Gebete für Simbabwe

Frauen laden zum Weltgebetstag in Neuenkirchen ein

Gebete für Simbabwe

Die St. Bartholomäus-Kirchengemeinde Neuenkirchen feiert am Freitag, dem 6. März, um 19 Uhr im Gemeindehaus den ökumenischen Weltgebetstagsgottesdienst, dessen Texte Frauen aus Simbabwe geschrieben haben.
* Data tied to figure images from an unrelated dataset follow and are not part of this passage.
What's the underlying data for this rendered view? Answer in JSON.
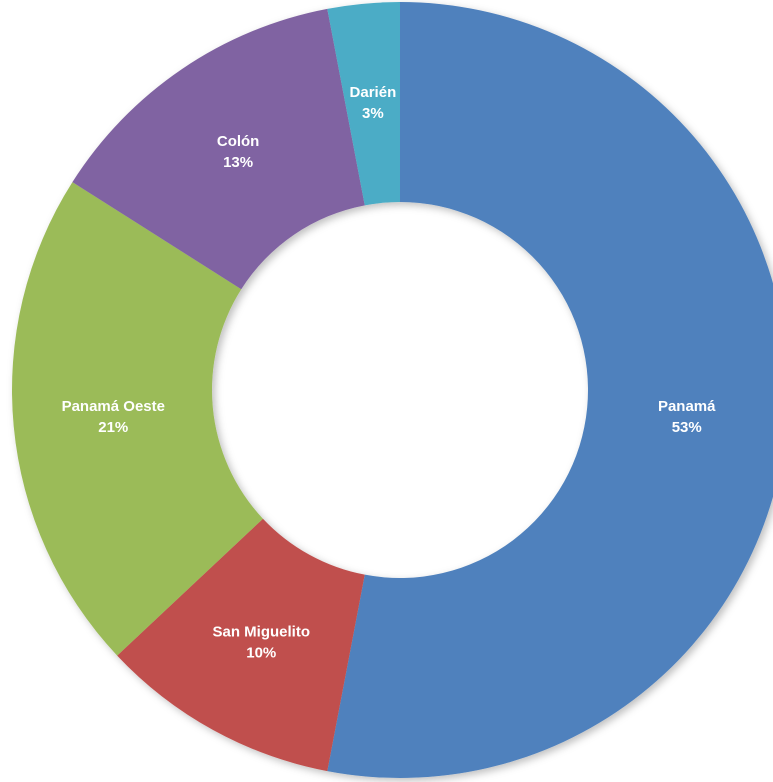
{
  "chart_data": {
    "type": "donut",
    "categories": [
      "Panamá",
      "San Miguelito",
      "Panamá Oeste",
      "Colón",
      "Darién"
    ],
    "values": [
      53,
      10,
      21,
      13,
      3
    ],
    "value_labels": [
      "53%",
      "10%",
      "21%",
      "13%",
      "3%"
    ],
    "colors": [
      "#4f81bd",
      "#c0504d",
      "#9bbb59",
      "#8064a2",
      "#4bacc6"
    ]
  }
}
Danach lädt das Team wieder zum gemeinsamen Essen landestypischer simbabwischer Speisen ein.

„Steh auf und geh!“ Das Motto des Weltgebetstages lädt dazu ein, sich den Erfahrungen, den Freuden und Nöten, den Hoffnungen und dem Glauben aus Simbabwe zu öffnen.

Die ehemalige britische Kolonie Südrhodesien liegt zwischen Südafrika, Botswana, Sambia und Mosambik. Die Frauen berichten von beeindruckenden Naturschönheiten, wie den Viktoria-Wasserfällen und Naturparks mit reicher Vielfalt an Pflanzen und Tieren.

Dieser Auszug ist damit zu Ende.